Par voie de conséquence, les expressions telles que « juger », « dire et juger », « déclarer », « dégager » ou « constater » ne constituent pas de véritables prétentions, mais en réalité des moyens qui ont leur place dans le corps des écritures, plus précisément dans la partie consacrée à l'examen des griefs formulés contre la décision entreprise et dans la discussion des prétentions et moyens, mais pas dans le dispositif même des conclusions.

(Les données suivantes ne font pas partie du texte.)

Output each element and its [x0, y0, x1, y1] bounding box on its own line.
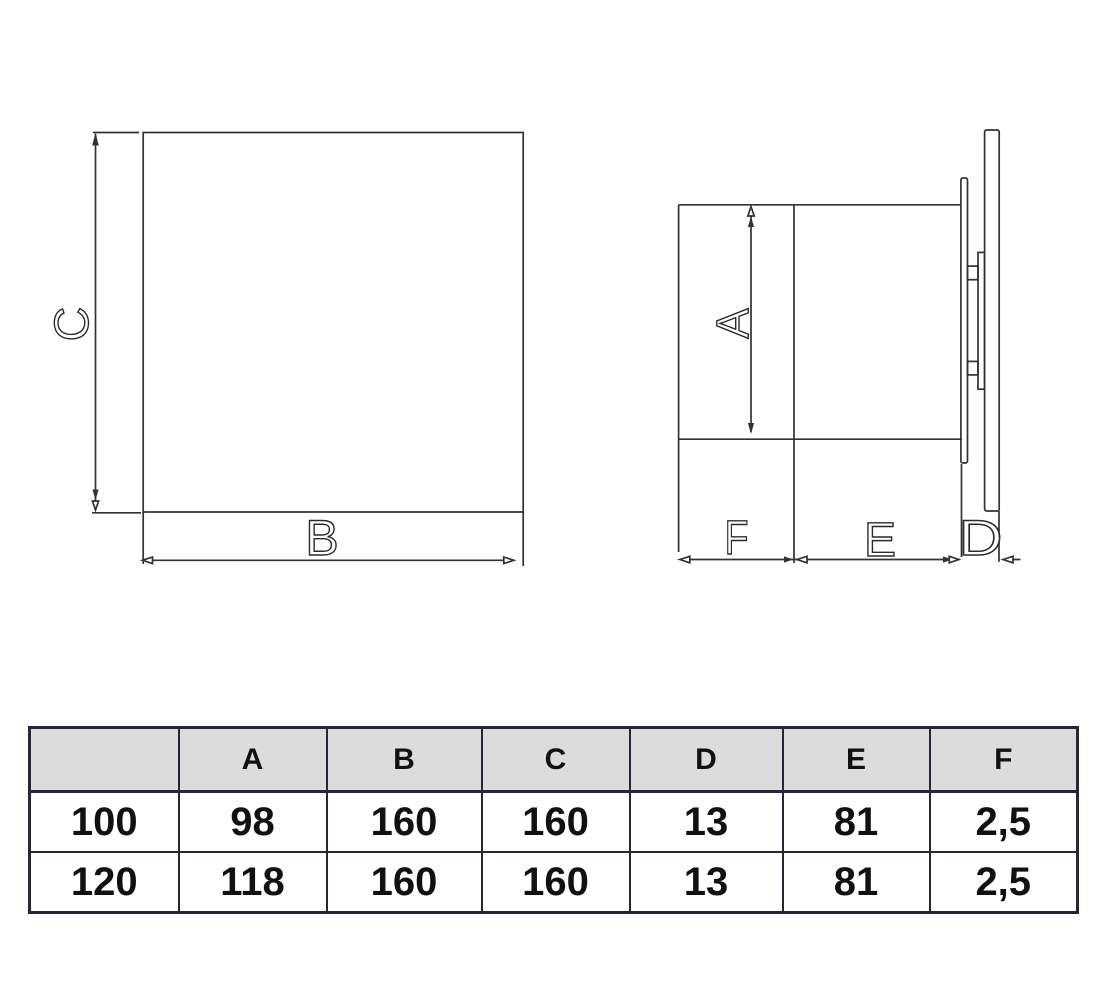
svg-text:E: E	[864, 514, 896, 567]
svg-text:A: A	[707, 308, 758, 338]
svg-text:D: D	[959, 510, 1003, 566]
svg-text:B: B	[305, 510, 338, 566]
svg-text:F: F	[725, 512, 749, 565]
svg-text:C: C	[46, 307, 99, 342]
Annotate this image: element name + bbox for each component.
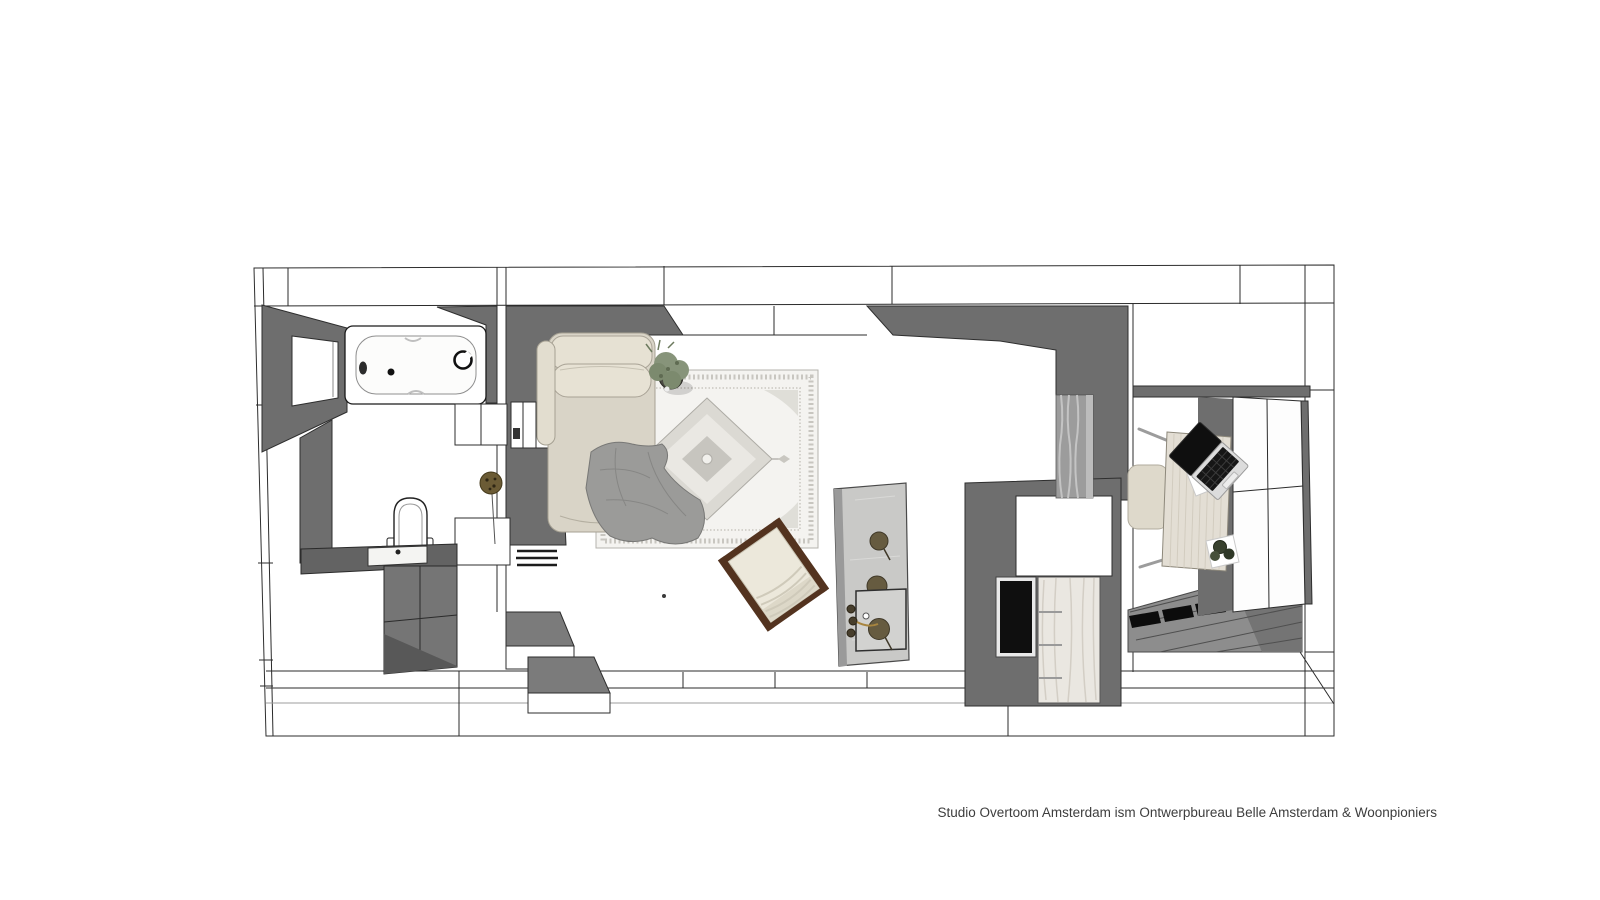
flower-dot [494,478,497,481]
rug-medallion-center [702,454,712,464]
plant-leaf-dot [675,361,679,365]
niche-detail [513,428,520,439]
pot-highlight [665,387,670,392]
desk-plant [1206,535,1239,568]
sink-faucet [396,550,401,555]
island-knob [849,617,857,625]
bathroom-west-wall-lower [300,420,332,563]
credit-caption: Studio Overtoom Amsterdam ism Ontwerpbur… [938,805,1438,820]
bathtub-faucet [359,362,367,375]
step-lower-front [528,693,610,713]
island-pom-plant [869,619,890,640]
office-north-wall [1133,386,1310,397]
flower-dot [485,478,488,481]
desk-plant-pom [1224,549,1235,560]
island-drain [863,613,869,619]
floor-speck [662,594,666,598]
island-knob [847,629,855,637]
desk-chair [1128,465,1168,529]
plant-leaf-dot [659,374,663,378]
desk-plant-pom [1210,551,1220,561]
oven-glass [1000,581,1032,653]
tall-cabinet [965,478,1121,706]
curtain-edge [1086,395,1093,498]
island-pom-plant [870,532,888,550]
plant-foliage [663,371,681,389]
vanity-sink [368,546,427,566]
flower-dot [489,488,492,491]
dried-flower [480,472,502,494]
floorplan-drawing: Studio Overtoom Amsterdam ism Ontwerpbur… [0,0,1600,900]
bathroom-window [292,336,338,406]
kitchen-island [834,483,909,666]
plant-leaf-dot [666,367,670,371]
flower-dot [492,484,495,487]
floorplan-canvas: Studio Overtoom Amsterdam ism Ontwerpbur… [0,0,1600,900]
bathtub-drain [388,369,395,376]
bath-cabinet-lower [455,518,510,565]
cabinet-white-front [1016,496,1112,576]
daybed-armrest [537,341,555,445]
island-knob [847,605,855,613]
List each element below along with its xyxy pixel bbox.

En conséquence, il n'y a pas lieu de statuer sur celles-ci.
Sur les demandes en paiement :
Le recouvrement des charges de copropriété d'un bien dépendant d'une succession est poursuivi, en l'absence d'organisation particulière de l'indivision contre tous les indivisaires, sauf clause particulière du règlement de copropriété, clause qui n'existe pas dans le présent litige.
La solidarité ne s'attache de plein droit ni à la qualité d'indivisaire, ni à la qualité de mandataire des autres indivisaires, ni même à la circonstance qu'ils auraient tiré profit du mandat ainsi conféré.
Les coïndivisaires ne sont tenus au paiement de ces charges qu'à proportion de la part d'héritage dont ils sont respectivement saisis.
En raison de l'absence de solidarité de principe entre les coïndivisaires pour le recouvrement des charges, il appartient au syndicat des copropriétaires de tenir compte de la situation des lots en cause, en procédant à la ventilation des charges dues en ce qu'elles incombent, à proportion de leurs droits dans la succession, au titulaire de la nue-propriété, au titulaire de l'usufruit ou encore au copropriétaire indivis, selon les quotes-parts respectives.
En l'espèce le syndicat des copropriétaires de la copropriété « Chalet l'Hélianthème » sollicite la condamnation des coïndivisaires intimés au paiement de la somme de 6 451,95 euros mais n'a pas établi la ventilation obligatoire sus-évoquée.
À défaut d'information particulière, il appartient au syndicat de provoquer, par toutes les voies de droit possibles, la communication des informations successorales utiles.
En conséquence, sa demande principale et la demande indemnitaire subséquente ne peuvent donc qu'être rejetées.
Le jugement entrepris sera confirmé de ces chefs.
Sur les dépens et les frais irrépétibles :
Le syndicat des copropriétaires de la copropriété « Chalet l'Hélianthème », dont l'appel est rejeté, supportera les dépens d'appel, ceux de première instance étant confirmés.
Pour la même raison, il ne sera pas fait droit à sa demande au titre de l'article 700 du code de procédure civile.
PAR CES MOTIFS :
La cour, statuant publiquement, par arrêt de défaut et après en avoir délibéré conformément à la loi :
Confirme en toutes ses dispositions le jugement entrepris ;
Y ajoutant ;
Condamne le syndicat des copropriétaires de la copropriété « Chalet l'Hélianthème » aux dépens.
Prononcé par mise à disposition de l'arrêt au greffe de la cour, les parties en ayant été préalablement avisées dans les conditions prévues au deuxième alinéa de l'article 450 du code de procédure civile.
Arrêt signé par Mme Emmanuèle Cardona, présidente de la deuxième chambre civile et par la greffière, Caroline Bertolo, à laquelle la minute de la décision a été remise par le magistrat signataire.